The Remarkables & Queenstown
Tomorrow morning I'm heading to Te Anau, southwest of Queenstown, to go on a 4-day hike in a combination of rainforests, mountains, and fjords.  It should be absolutely amazing!











Lake Tekapo

Wednesday, April 6, 2011

In the Jailhouse Now

Victoria Market: best market ever!
All three cities I stayed in in Australia – Perth, Adelaide, and Melbourne – were absolutely beautiful.  Walking around gorgeous botanical gardens (there was always a California section because of the similar climate), chatting with the nicest and weirdest types on train rides across the southern desert and seeing the occasional wild kangaroos from the diner car, bike-riding to beaches.  I really can’t complain! 

There was evidence of climate change everywhere I went – and it was all I saw in the newspapers and heard about from Aussies I talked to.  Massive salt build-ups due to deforestation.  Heavy rain in the North.  Drought in the South.  Inconsistent weather patterns, like over 50 days just this year over 90F in the Southwest.  Shortages of fresh water.  Only in the States is it ok to not believe that global warming exists.
Cottlesloe Beach

Time has been elusive these last 2 weeks.  I’ve compensated twice for daylight savings time and for 3 different time zones.  I’m now 19 hours ahead of California and, at least for a few weeks, will be consistently.
 
I got to the front counter of Air New Zealand at the Melbourne Airport this morning, when the lady at the counter stated bluntly that I couldn’t get on the flight.  When I asked why, she replied that I need to have an onward ticket.  I don’t know why NZ’s so picky about this.  In my desperation, I showed her the working-holiday visa I decided to get a few days ago (so that maybe I could volunteer on organic farms); after talking with her manager, she told me I could go ahead.

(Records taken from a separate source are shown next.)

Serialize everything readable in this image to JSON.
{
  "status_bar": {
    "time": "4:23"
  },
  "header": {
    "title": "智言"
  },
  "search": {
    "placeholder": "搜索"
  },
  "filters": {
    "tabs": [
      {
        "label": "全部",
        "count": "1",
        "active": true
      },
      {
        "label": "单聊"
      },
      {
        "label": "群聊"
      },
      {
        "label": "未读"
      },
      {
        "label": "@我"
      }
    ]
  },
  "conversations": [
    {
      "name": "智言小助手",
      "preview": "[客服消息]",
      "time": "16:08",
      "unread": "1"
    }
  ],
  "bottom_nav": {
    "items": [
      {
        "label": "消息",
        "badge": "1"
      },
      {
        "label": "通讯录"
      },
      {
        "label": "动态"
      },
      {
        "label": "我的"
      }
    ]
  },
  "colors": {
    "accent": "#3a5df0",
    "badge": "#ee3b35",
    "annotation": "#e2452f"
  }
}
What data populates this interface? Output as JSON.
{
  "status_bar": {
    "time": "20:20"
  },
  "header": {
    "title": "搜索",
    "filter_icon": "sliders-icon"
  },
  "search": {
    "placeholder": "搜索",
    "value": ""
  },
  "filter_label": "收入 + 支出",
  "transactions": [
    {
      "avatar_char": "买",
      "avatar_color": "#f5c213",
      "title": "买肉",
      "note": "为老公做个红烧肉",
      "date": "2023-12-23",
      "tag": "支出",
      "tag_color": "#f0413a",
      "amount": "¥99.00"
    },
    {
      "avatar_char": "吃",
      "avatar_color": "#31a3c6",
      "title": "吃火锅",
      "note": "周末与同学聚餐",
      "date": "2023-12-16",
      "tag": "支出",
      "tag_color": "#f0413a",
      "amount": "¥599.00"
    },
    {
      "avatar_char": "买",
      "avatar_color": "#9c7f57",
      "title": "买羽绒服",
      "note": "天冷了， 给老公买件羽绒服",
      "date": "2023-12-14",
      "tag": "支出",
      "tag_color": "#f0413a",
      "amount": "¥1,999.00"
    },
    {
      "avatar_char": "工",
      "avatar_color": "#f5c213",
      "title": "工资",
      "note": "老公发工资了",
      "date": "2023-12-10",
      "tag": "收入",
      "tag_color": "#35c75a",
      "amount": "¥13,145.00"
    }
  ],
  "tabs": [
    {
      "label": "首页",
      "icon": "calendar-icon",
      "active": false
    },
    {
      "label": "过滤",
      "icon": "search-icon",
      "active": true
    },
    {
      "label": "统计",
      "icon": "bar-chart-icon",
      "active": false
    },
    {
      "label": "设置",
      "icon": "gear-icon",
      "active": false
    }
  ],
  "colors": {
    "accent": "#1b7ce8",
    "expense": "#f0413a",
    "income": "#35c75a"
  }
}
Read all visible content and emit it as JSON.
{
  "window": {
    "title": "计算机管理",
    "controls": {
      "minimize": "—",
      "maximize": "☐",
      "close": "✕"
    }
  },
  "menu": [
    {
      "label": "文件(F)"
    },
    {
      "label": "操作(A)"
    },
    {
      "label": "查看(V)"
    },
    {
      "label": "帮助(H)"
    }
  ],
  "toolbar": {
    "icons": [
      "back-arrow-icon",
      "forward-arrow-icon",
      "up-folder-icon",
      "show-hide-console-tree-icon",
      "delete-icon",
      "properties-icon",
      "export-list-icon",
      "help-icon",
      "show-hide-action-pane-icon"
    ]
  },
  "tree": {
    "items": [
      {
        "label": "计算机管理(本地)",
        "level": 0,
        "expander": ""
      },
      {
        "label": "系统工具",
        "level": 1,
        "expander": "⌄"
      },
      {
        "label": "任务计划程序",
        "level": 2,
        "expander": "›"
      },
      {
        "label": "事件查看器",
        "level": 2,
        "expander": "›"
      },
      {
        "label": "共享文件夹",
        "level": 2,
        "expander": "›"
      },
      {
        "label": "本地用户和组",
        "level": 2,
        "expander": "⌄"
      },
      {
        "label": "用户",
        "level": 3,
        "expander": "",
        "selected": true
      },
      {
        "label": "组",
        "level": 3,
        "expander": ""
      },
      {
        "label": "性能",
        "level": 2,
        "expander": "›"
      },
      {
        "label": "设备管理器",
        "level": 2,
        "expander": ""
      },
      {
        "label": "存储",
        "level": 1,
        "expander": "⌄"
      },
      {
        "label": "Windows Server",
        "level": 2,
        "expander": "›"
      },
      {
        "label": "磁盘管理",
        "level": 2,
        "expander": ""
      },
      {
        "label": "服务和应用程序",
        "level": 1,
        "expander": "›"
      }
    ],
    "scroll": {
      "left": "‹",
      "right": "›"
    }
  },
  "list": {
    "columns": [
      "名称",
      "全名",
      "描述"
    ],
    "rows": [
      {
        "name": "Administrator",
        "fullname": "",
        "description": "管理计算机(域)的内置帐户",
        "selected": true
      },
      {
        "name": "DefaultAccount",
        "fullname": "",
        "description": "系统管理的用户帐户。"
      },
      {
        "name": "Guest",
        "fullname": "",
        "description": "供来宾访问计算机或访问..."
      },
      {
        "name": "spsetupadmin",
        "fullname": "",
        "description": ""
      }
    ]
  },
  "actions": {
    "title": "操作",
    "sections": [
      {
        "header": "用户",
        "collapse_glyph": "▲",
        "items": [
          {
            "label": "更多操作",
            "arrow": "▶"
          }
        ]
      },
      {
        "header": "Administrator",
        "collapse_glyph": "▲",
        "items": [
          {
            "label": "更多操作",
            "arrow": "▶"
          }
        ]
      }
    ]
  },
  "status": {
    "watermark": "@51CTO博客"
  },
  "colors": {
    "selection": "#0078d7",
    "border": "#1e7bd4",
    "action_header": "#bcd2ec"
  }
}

Now I’m on my third island-country (4th if you count my one-day stint in Ile-de-France, haha), and, by the view of snow-capped mountains from the airplane, I can tell that New Zealand is going to rival the other two.  I’m truly excited for my month in the country of Whale Rider and Lord of the Rings, in what advertises to be something like a playground for grown-ups. 

And to start things off on the right foot, I’m staying in what used to be a jailhouse.

I’m planning to spend 2 nights on my bunk in Christchurch – more than enough since city center is blocked off post-earthquake – and then head out to my circular tour around the island.